I must say something about the film’s mise en scène, because it’s rather remarkable—not remarkable, as we might expect in a contemporary film by being graced with elaborate sets & special effects, but remarkable in fact for the very opposite: Alphaville was filmed in Paris, & Godard transforms the City of Light into a cold, stygian darkness only illuminated with neon signs & fluorescent lights—at one point while Caution is being escorted by the police away from the interrogation chamber, banks of fluorescent lights come on & a policeman remarks: “It’s day.” There is very little natural light in the entire film; sometimes, as in the image to the left, the film is "solarized" to produce a "negative." I believe someone once described the Caution character not as a man of the present in a city of the future, but as a man of the past in a city of the present. Also, tho the film is set at some indeterminate future point, there are a number of references to what was the recent past in 1965: Los Alamos (commentors also point out the connection between “A”-bomb & “Alpha”ville) & Guadalcanal; of course, Professor Von Braun also reminds us of Werner Von Braum, the German rocket scientist. In the final scene, as Caution & Natasha are escaping Alphaville, they are driving thru “intersidereal space” in a Ford Galaxie driven along a nighttime freeway.

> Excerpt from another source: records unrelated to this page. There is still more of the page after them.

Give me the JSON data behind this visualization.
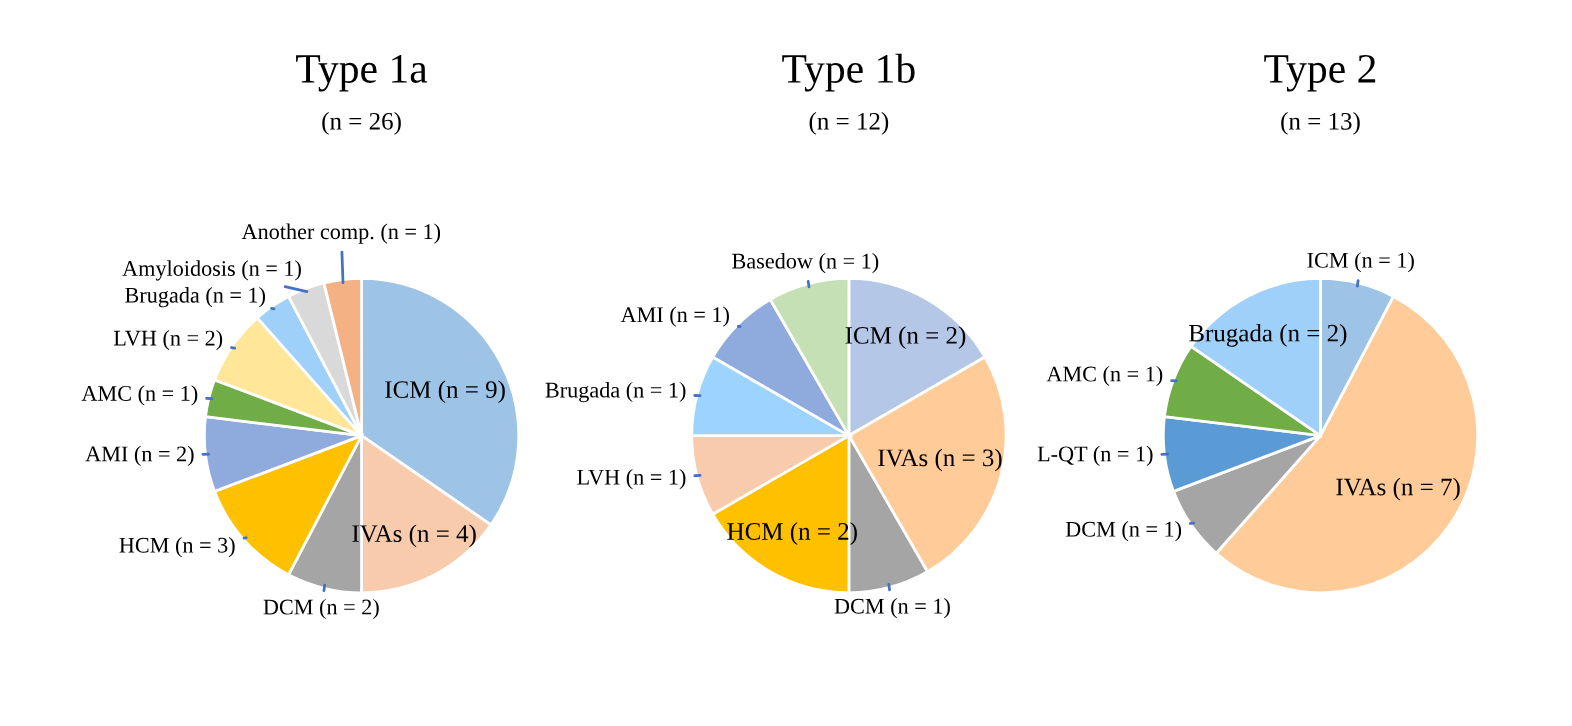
{
  "chart_data": [
    {
      "type": "pie",
      "title": "Type 1a",
      "subtitle": "(n = 26)",
      "categories": [
        "ICM (n = 9)",
        "IVAs (n = 4)",
        "DCM (n = 2)",
        "HCM (n = 3)",
        "AMI (n = 2)",
        "AMC (n = 1)",
        "LVH (n = 2)",
        "Brugada (n = 1)",
        "Amyloidosis (n = 1)",
        "Another comp. (n = 1)"
      ],
      "values": [
        9,
        4,
        2,
        3,
        2,
        1,
        2,
        1,
        1,
        1
      ],
      "colors": [
        "#9dc3e6",
        "#f8cbad",
        "#a5a5a5",
        "#ffc000",
        "#8faadc",
        "#70ad47",
        "#ffe699",
        "#9fd0fa",
        "#d9d9d9",
        "#f4b183"
      ]
    },
    {
      "type": "pie",
      "title": "Type 1b",
      "subtitle": "(n = 12)",
      "categories": [
        "ICM (n = 2)",
        "IVAs (n = 3)",
        "DCM (n = 1)",
        "HCM (n = 2)",
        "LVH (n = 1)",
        "Brugada (n = 1)",
        "AMI (n = 1)",
        "Basedow (n = 1)"
      ],
      "values": [
        2,
        3,
        1,
        2,
        1,
        1,
        1,
        1
      ],
      "colors": [
        "#b4c7e7",
        "#ffcc99",
        "#a5a5a5",
        "#ffc000",
        "#f8cbad",
        "#9dd3ff",
        "#8faadc",
        "#c5e0b4"
      ]
    },
    {
      "type": "pie",
      "title": "Type 2",
      "subtitle": "(n = 13)",
      "categories": [
        "ICM (n = 1)",
        "IVAs (n = 7)",
        "DCM (n = 1)",
        "L-QT (n = 1)",
        "AMC (n = 1)",
        "Brugada (n = 2)"
      ],
      "values": [
        1,
        7,
        1,
        1,
        1,
        2
      ],
      "colors": [
        "#9dc3e6",
        "#ffcc99",
        "#a5a5a5",
        "#5b9bd5",
        "#70ad47",
        "#9fd0fa"
      ]
    }
  ]
}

This film is difficult—although I’ve watched it many times, Caution’s obsession with photographing everything still puzzles me (just as a for instance)—but to my mind its strengths far out-weigh its opacity—& to a great degree, arise from aspects of this opacity. While it won’t be to everyone’s taste, I recommend giving it a try. You can get a bit of an idea of the film from the clip below, in which Karina recites from La Capitale de la douleur, enumerating those qualities that can provide salvation from the human/inhuman monstrosity of Alphaville—it is crucial I think to the film to remember that this isn’t a story about a good hero toppling an evil villain, but about the struggle between our own “humanity” & “inhumanity.”

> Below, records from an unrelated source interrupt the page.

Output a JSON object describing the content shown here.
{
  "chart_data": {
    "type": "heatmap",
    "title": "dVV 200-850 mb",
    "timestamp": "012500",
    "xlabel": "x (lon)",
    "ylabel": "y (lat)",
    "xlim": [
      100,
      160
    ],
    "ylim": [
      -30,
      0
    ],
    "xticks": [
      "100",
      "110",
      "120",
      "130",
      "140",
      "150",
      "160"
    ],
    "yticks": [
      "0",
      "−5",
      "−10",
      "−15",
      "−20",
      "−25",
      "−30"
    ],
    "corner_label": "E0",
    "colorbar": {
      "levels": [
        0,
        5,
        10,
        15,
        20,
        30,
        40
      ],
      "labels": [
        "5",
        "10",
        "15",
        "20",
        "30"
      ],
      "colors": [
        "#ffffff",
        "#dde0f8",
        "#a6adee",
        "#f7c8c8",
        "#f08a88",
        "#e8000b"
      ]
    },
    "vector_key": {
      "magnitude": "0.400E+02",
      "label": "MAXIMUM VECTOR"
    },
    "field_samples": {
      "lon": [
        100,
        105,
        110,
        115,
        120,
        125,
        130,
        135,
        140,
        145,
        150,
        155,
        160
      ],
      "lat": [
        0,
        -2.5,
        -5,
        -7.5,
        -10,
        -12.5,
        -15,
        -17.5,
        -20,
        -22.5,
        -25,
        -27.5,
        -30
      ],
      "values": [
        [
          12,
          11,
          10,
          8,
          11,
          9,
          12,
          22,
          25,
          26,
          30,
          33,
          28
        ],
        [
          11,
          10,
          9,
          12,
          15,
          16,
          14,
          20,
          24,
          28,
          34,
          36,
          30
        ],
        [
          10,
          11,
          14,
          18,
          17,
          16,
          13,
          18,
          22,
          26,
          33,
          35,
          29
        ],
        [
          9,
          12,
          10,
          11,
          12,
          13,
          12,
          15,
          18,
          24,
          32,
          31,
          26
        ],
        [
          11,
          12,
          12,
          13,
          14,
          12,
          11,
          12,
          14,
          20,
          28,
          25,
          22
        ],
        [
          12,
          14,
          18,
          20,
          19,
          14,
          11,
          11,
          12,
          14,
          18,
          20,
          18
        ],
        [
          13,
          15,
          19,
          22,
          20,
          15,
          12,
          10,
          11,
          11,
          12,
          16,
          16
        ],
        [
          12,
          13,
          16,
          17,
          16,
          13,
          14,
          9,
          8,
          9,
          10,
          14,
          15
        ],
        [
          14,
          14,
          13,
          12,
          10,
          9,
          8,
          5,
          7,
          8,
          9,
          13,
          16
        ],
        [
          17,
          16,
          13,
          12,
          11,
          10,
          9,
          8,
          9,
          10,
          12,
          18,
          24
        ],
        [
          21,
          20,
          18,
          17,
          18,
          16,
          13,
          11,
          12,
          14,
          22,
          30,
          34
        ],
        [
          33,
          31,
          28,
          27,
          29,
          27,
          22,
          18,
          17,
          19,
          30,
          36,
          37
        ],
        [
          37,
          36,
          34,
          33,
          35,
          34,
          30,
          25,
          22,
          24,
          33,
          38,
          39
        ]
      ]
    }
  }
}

Alphaville isn’t scheduled for Turner Classic Movies in the foreseeable future, but it is a Netflix selection & should be available at video rental stores with a good foreign films section. What better time to journey to this city of the “dead,” where people (in Eluard’s words) “die of not dying” (“mourir de ne past mourir”) than this season, when our cinematic thoughts often turn to death & monsters: the death & monsters of Alphaville are indeed the most frightening of all: in potential, ourselves.